The Stichvorlage autograph of the Preludes is in the National Library in Warsaw. The E-major Prelude autograph is reproduced in full in the front matter to the 1949 Paderewski edition of the Preludes.
See Montgomery 1993 for an extensive bibliography on the subject of triplet assimilation, and Neumann 1987 in particular for examples in Bach and implications for earlier music.
Montgomery 1993 was written in direct response to Badura-Skoda 1992, and prompted a counter-response from Malcolm Bilson (Bilson 1994). The Winterreise excerpts in Examples 24 and 26 appear in Brown 1999, 617, and Montgomery 1993, 90, respectively, and other examples similar to these are discussed in both sources.
Errors of alignment are not uncommon in published scores, even when the note values are not in question. Undoubtedly many such errors are introduced during the engraving process. They may cause a performer momentary distraction even when the rhythms are simple, and can be seriously confusing in more complex situations. Several examples of the latter occur in the Schirmer editions of the piano works of Samuel Barber, for instance in the third of the Four Excursions, op. 20, measures 17 and 55, and the first movement of the Sonata, op. 26, measure 16.
I am grateful to Michael Cuthbert for calling the Petrushka example to my attention.
Chopin’s C-major Prelude, op. 28, no. 1, features five-note groupings also; this similarity is one of many ways in which the twenty-four Preludes of Scriabin’s op. 11 pay homage to Chopin’s op. 28.

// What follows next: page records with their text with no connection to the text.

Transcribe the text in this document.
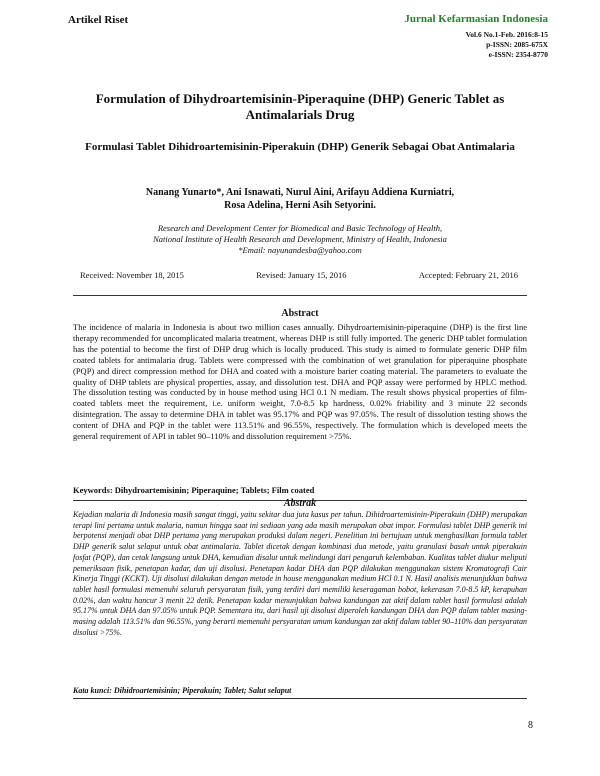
Artikel Riset	Jurnal Kefarmasian Indonesia
Vol.6 No.1-Feb. 2016:8-15
p-ISSN: 2085-675X
e-ISSN: 2354-8770
Formulation of Dihydroartemisinin-Piperaquine (DHP) Generic Tablet as Antimalarials Drug
Formulasi Tablet Dihidroartemisinin-Piperakuin (DHP) Generik Sebagai Obat Antimalaria
Nanang Yunarto*, Ani Isnawati, Nurul Aini, Arifayu Addiena Kurniatri,
Rosa Adelina, Herni Asih Setyorini.
Research and Development Center for Biomedical and Basic Technology of Health,
National Institute of Health Research and Development, Ministry of Health, Indonesia
*Email: nayunandesba@yahoo.com
Received: November 18, 2015	Revised: January 15, 2016	Accepted: February 21, 2016
Abstract
The incidence of malaria in Indonesia is about two million cases annually. Dihydroartemisinin-piperaquine (DHP) is the first line therapy recommended for uncomplicated malaria treatment, whereas DHP is still fully imported. The generic DHP tablet formulation has the potential to become the first of DHP drug which is locally produced. This study is aimed to formulate generic DHP film coated tablets for antimalaria drug. Tablets were compressed with the combination of wet granulation for piperaquine phosphate (PQP) and direct compression method for DHA and coated with a moisture barier coating material. The parameters to evaluate the quality of DHP tablets are physical properties, assay, and dissolution test. DHA and PQP assay were performed by HPLC method. The dissolution testing was conducted by in house method using HCl 0.1 N mediam. The result shows physical properties of film-coated tablets meet the requirement, i.e. uniform weight, 7.0-8.5 kp hardness, 0.02% friability and 3 minute 22 seconds disintegration. The assay to determine DHA in tablet was 95.17% and PQP was 97.05%. The result of dissolution testing shows the content of DHA and PQP in the tablet were 113.51% and 96.55%, respectively. The formulation which is developed meets the general requirement of API in tablet 90–110% and dissolution requirement >75%.
Keywords: Dihydroartemisinin; Piperaquine; Tablets; Film coated
Abstrak
Kejadian malaria di Indonesia masih sangat tinggi, yaitu sekitar dua juta kasus per tahun. Dihidroartemisinin-Piperakuin (DHP) merupakan terapi lini pertama untuk malaria, namun hingga saat ini sediaan yang ada masih merupakan obat impor. Formulasi tablet DHP generik ini berpotensi menjadi obat DHP pertama yang merupakan produksi dalam negeri. Penelitian ini bertujuan untuk menghasilkan formula tablet DHP generik salut selaput untuk obat antimalaria. Tablet dicetak dengan kombinasi dua metode, yaitu granulasi basah untuk piperakuin fosfat (PQP), dan cetak langsung untuk DHA, kemudian disalut untuk melindungi dari pengaruh kelembaban. Kualitas tablet diukur meliputi pemeriksaan fisik, penetapan kadar, dan uji disolusi. Penetapan kadar DHA dan PQP dilakukan menggunakan sistem Kromatografi Cair Kinerja Tinggi (KCKT). Uji disolusi dilakukan dengan metode in house menggunakan medium HCl 0.1 N. Hasil analisis menunjukkan bahwa tablet hasil formulasi memenuhi seluruh persyaratan fisik, yang terdiri dari memiliki keseragaman bobot, kekerasan 7.0-8.5 kP, kerapuhan 0.02%, dan waktu hancur 3 menit 22 detik. Penetapan kadar menunjukkan bahwa kandungan zat aktif dalam tablet hasil formulasi adalah 95.17% untuk DHA dan 97.05% untuk PQP. Sementara itu, dari hasil uji disolusi diperoleh kandungan DHA dan PQP dalam tablet masing-masing adalah 113.51% dan 96.55%, yang berarti memenuhi persyaratan umum kandungan zat aktif dalam tablet 90–110% dan persyaratan disolusi >75%.
Kata kunci: Dihidroartemisinin; Piperakuin; Tablet; Salut selaput
8
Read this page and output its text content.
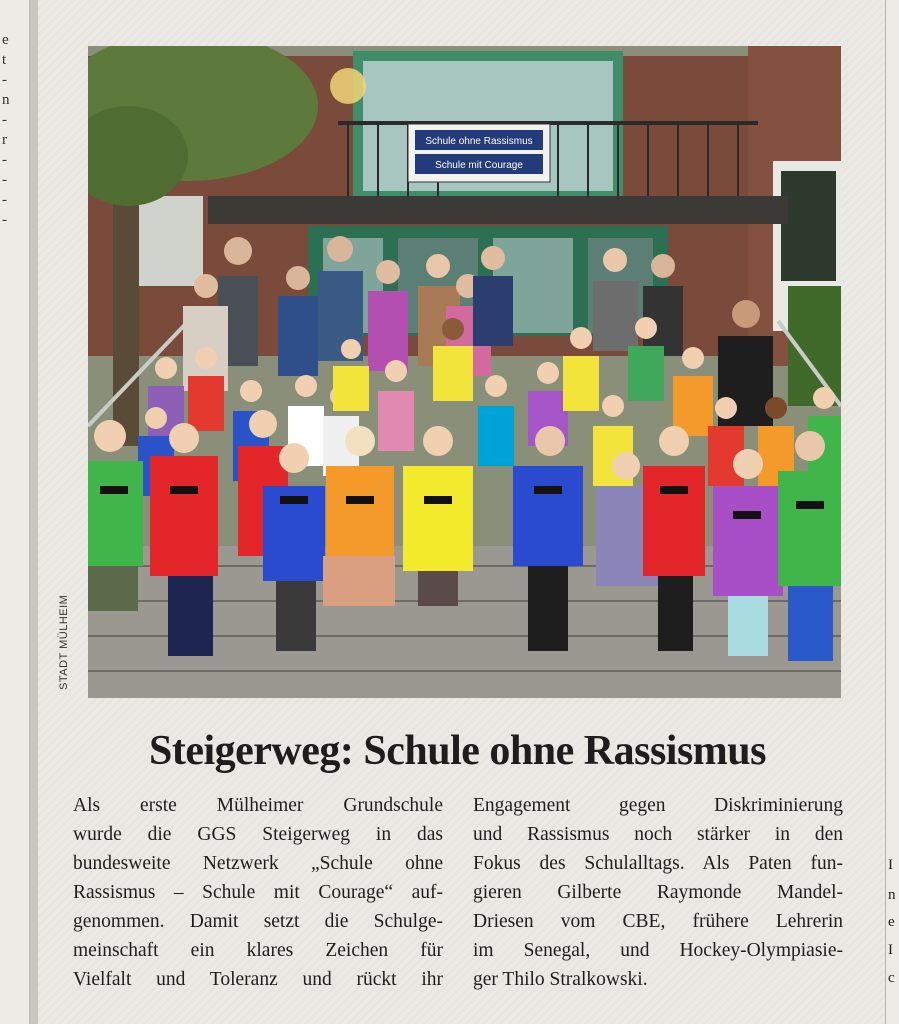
e
t
-
n
-
r
-
-
-
-
I
n
e
I
c
Schule ohne Rassismus
Schule mit Courage
STADT MÜLHEIM
Steigerweg: Schule ohne Rassismus
Als erste Mülheimer Grundschule
wurde die GGS Steigerweg in das
bundesweite Netzwerk „Schule ohne
Rassismus – Schule mit Courage“ auf-
genommen. Damit setzt die Schulge-
meinschaft ein klares Zeichen für
Vielfalt und Toleranz und rückt ihr
Engagement gegen Diskriminierung
und Rassismus noch stärker in den
Fokus des Schulalltags. Als Paten fun-
gieren Gilberte Raymonde Mandel-
Driesen vom CBE, frühere Lehrerin
im Senegal, und Hockey-Olympiasie-
ger Thilo Stralkowski.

Astute readers may note a fourth premise lurking in this discussion, namely the supposition that the five quintuplets in each group are equal. An alternative reading to those considered here is theoretically possible, in which conditions X, Y, and Z are all satisfied but the quintuplets are distorted so that the first two quintuplets together occupy only one-third of a beat. This interpretation strikes me as less viable than any of the other options proposed: to alter the rhythm of the quintuplets beginning at measure 19 seems bizarre, and to distort it in this way from the beginning of the piece stranger still. If anything, most performers tend to lengthen the first notes of each quintuplet group, not to shorten them.